Bigot’s laughter was soon over. He sat down at the table again, and, being now calm, considered the whole matter over, point by point, with Cadet, who, though coarse and unprincipled, was a shrewd counsellor in difficulties.

It was determined between the two men that nothing whatever should be said of the assassination. Bigot should continue his gallantries to Angélique, and avoid all show of suspicion in that quarter. He should tell her of the disappearance of Caroline, who had gone away mysteriously as she came, but profess absolute ignorance as to her fate.

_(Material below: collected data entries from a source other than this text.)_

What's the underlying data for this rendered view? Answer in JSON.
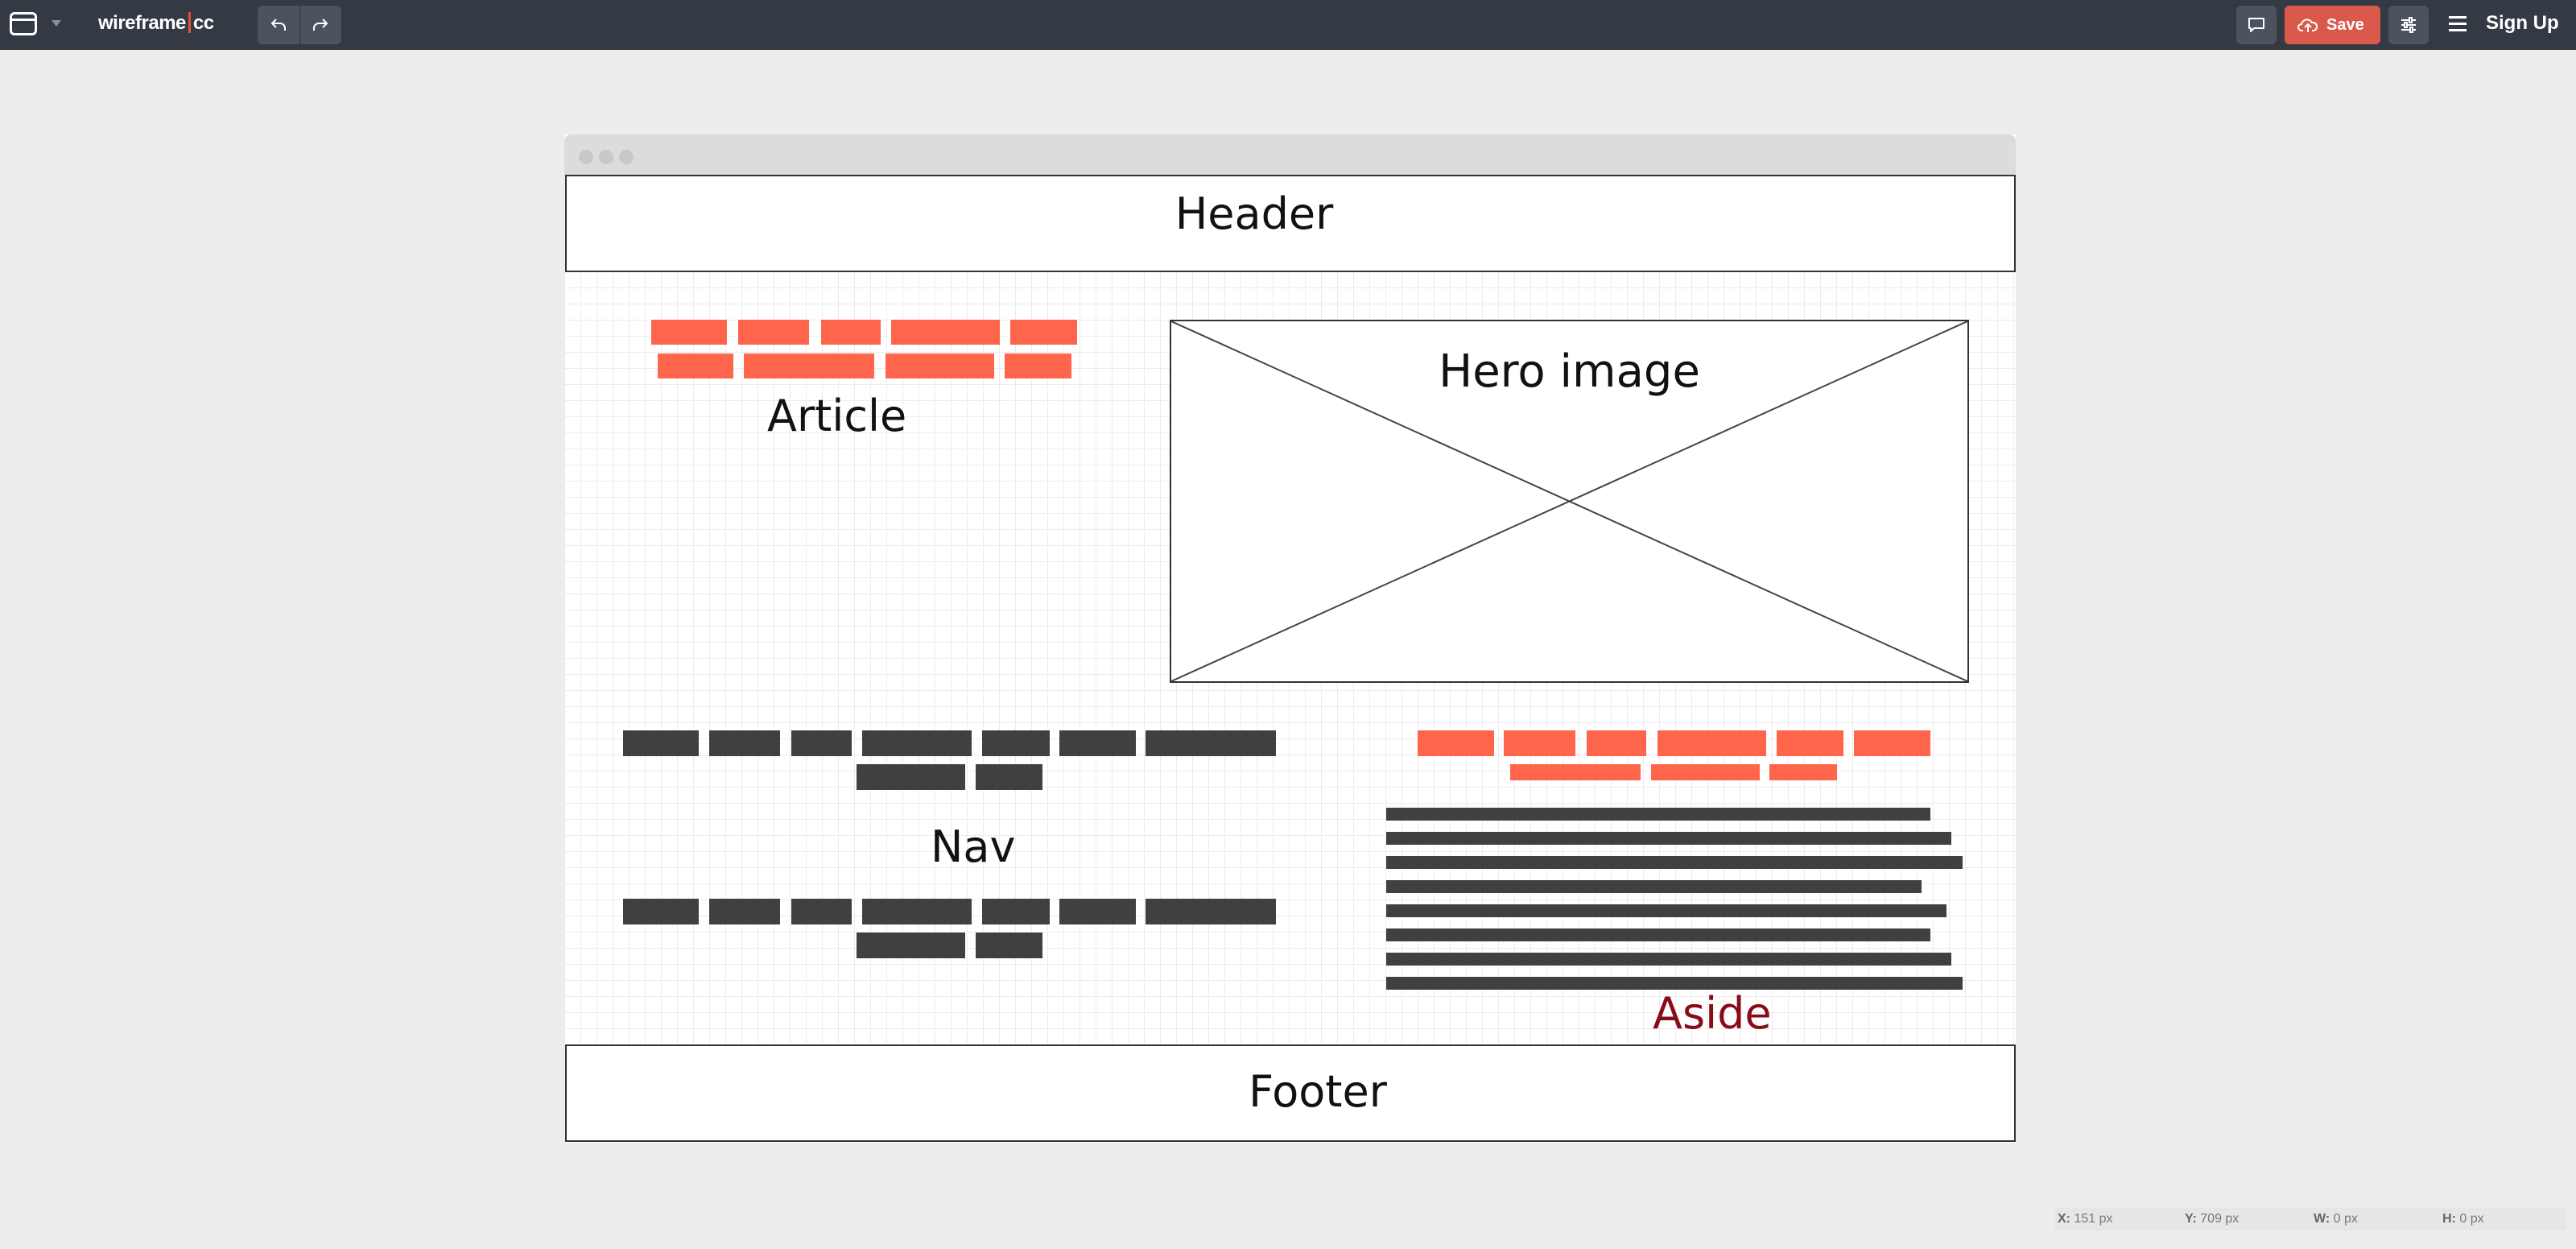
{
  "topbar": {
    "logo_left": "wireframe",
    "logo_right": "cc",
    "save_label": "Save",
    "signup_label": "Sign Up"
  },
  "canvas": {
    "header_label": "Header",
    "footer_label": "Footer",
    "hero_label": "Hero image",
    "article_label": "Article",
    "nav_label": "Nav",
    "aside_label": "Aside"
  },
  "colors": {
    "accent_orange": "#fe654a",
    "dark_block": "#404040",
    "aside_text": "#8b0a1a",
    "topbar_bg": "#343a44",
    "save_bg": "#d95a4a"
  },
  "status": {
    "x_label": "X:",
    "x_value": "151 px",
    "y_label": "Y:",
    "y_value": "709 px",
    "w_label": "W:",
    "w_value": "0 px",
    "h_label": "H:",
    "h_value": "0 px"
  }
}
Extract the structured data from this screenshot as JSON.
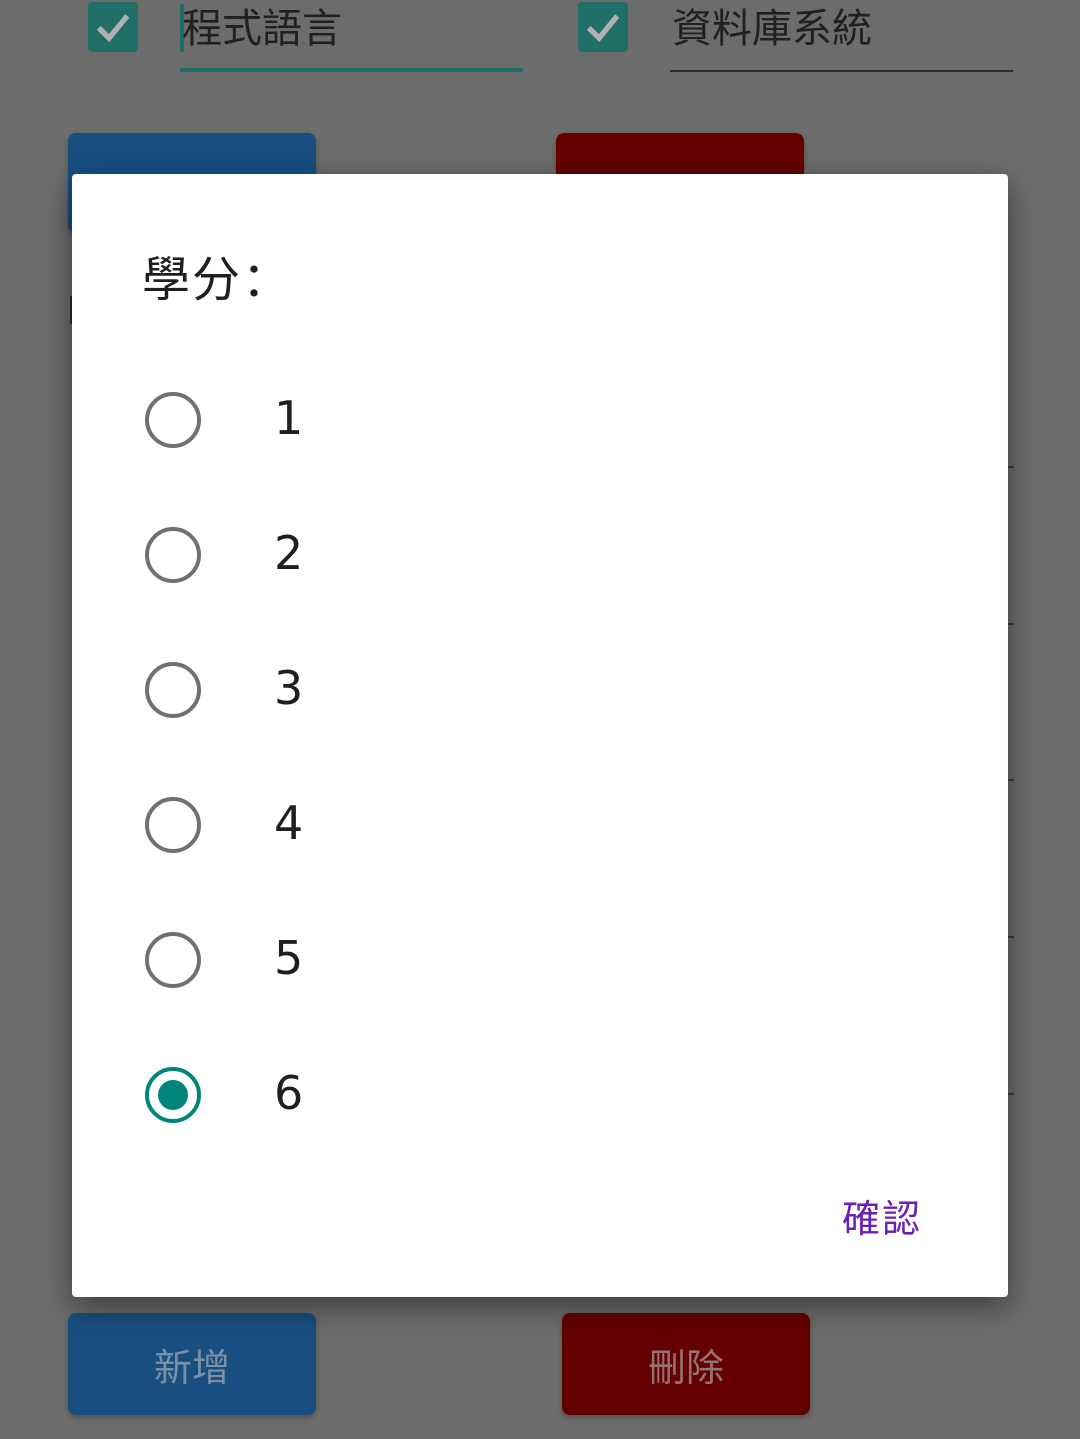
{
  "background": {
    "courses": [
      {
        "label": "程式語言",
        "checked": true
      },
      {
        "label": "資料庫系統",
        "checked": true
      }
    ],
    "add_button": "新增",
    "delete_button": "刪除"
  },
  "dialog": {
    "title": "學分：",
    "options": [
      {
        "label": "1",
        "selected": false
      },
      {
        "label": "2",
        "selected": false
      },
      {
        "label": "3",
        "selected": false
      },
      {
        "label": "4",
        "selected": false
      },
      {
        "label": "5",
        "selected": false
      },
      {
        "label": "6",
        "selected": true
      }
    ],
    "confirm_label": "確認"
  },
  "colors": {
    "accent": "#00857a",
    "confirm_text": "#6a1fb6",
    "add_button": "#184f80",
    "delete_button": "#640000"
  },
  "icons": {
    "checkbox": "checkmark-icon"
  }
}
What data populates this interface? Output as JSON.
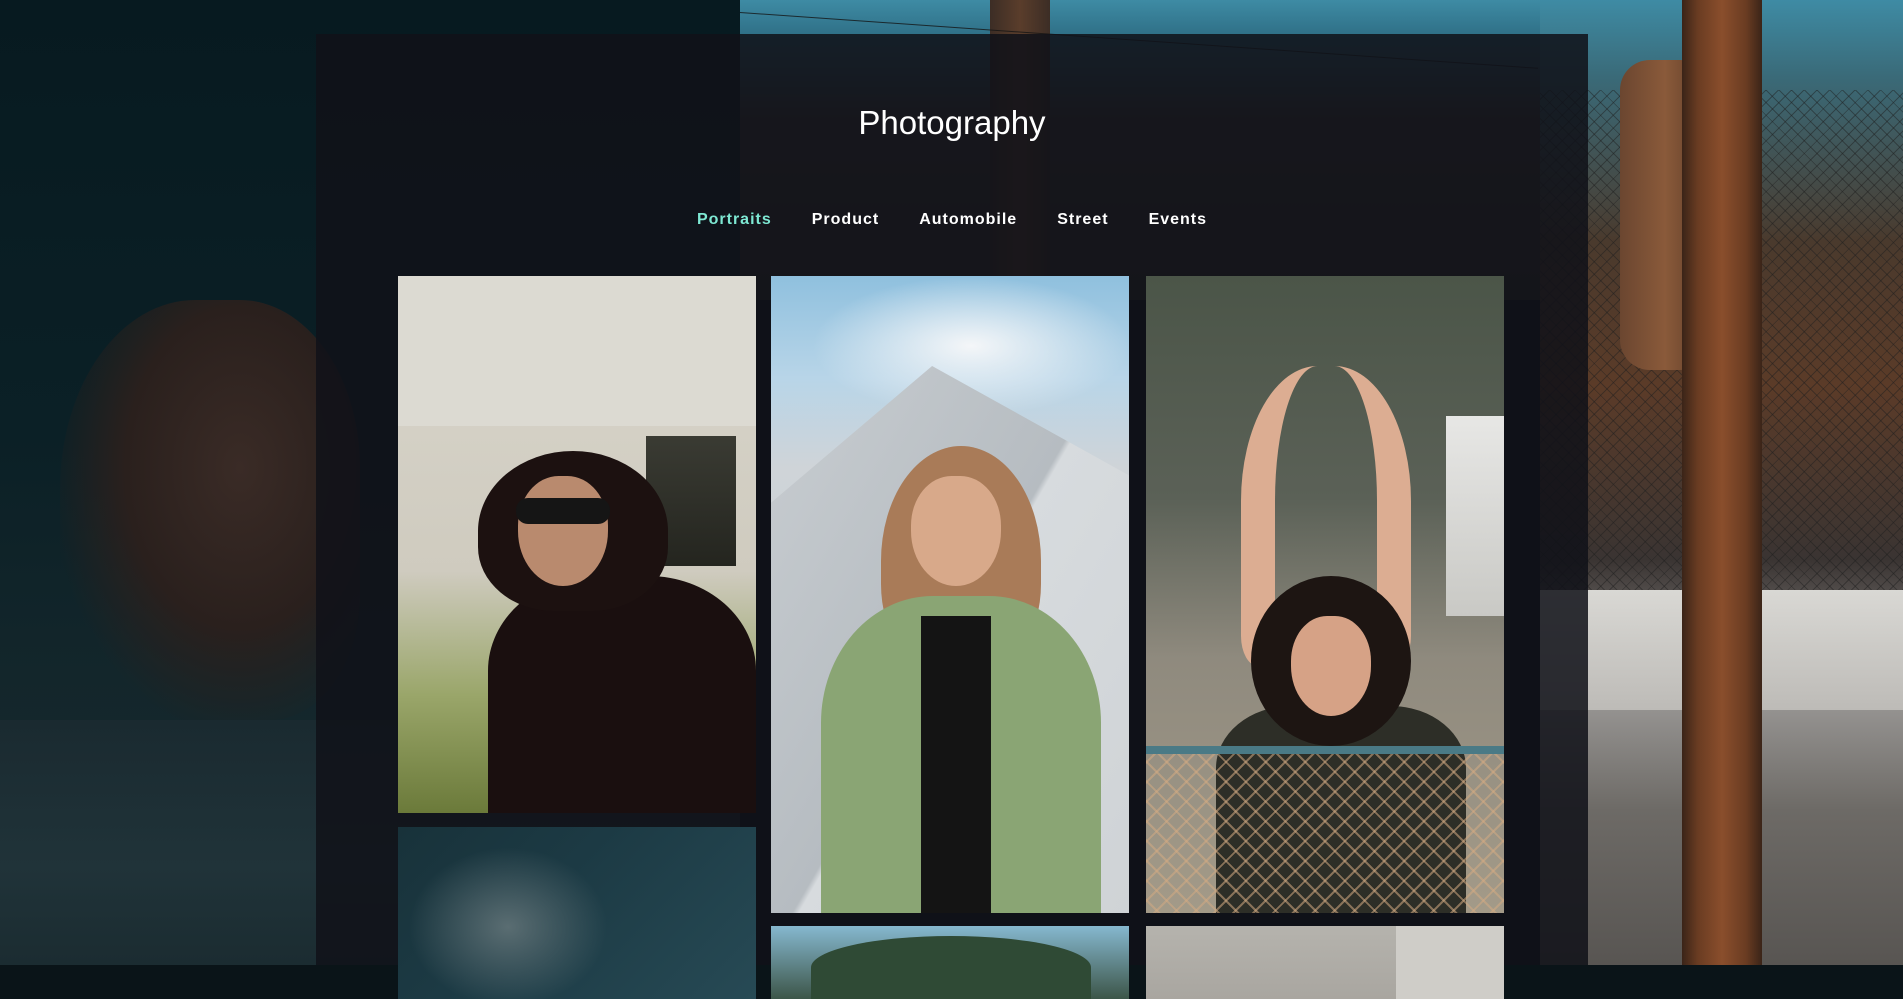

Angélique would be equally cautious in alluding to the murder; she would pretend to accept all his statements as absolute fact. Her tongue, if not her thoughts, would be sealed up in perpetual silence on that bloody topic. Bigot must feed her with hopes of marriage, and if necessary set a day for it, far enough off to cover all the time to be taken up in the search after Caroline.

“I will never marry her, Cadet!” exclaimed Bigot, “but will make her regret all her life she did not marry me!”

“Take care, Bigot! It is dangerous playing with fire. You don’t half know Angélique.”

“I mean she shall pull the chestnuts out of the fire for me with her pretty fingers, until she burn them,” remarked Bigot, gruffly.

“I would not trust her too far! In all seriousness, you have but the choice of two things, Bigot: marry her or send her to the Convent.”

“I would not do the one, and I could not do the other, Cadet,” was Bigot’s prompt reply to this suggestion.

“Tut! Mère Migeon de la Nativité will respect your lettre de cachet, and provide a close, comfortable cell for this pretty penitent in the Ursulines,” said Cadet.

“Not she! Mère Migeon gave me one of her parlor-lectures once, and I care not for another. Egad, Cadet! she made me the nearest of being ashamed of François Bigot of any one I ever listened to! Could you have seen her, with her veil thrown back, her pale face still paler with indignation, her black eyes looking still blacker beneath the white fillet upon her forehead, and then her tongue, Cadet! Well, I withdrew my proposal and felt myself rather cheapened in the presence of Mère Migeon.”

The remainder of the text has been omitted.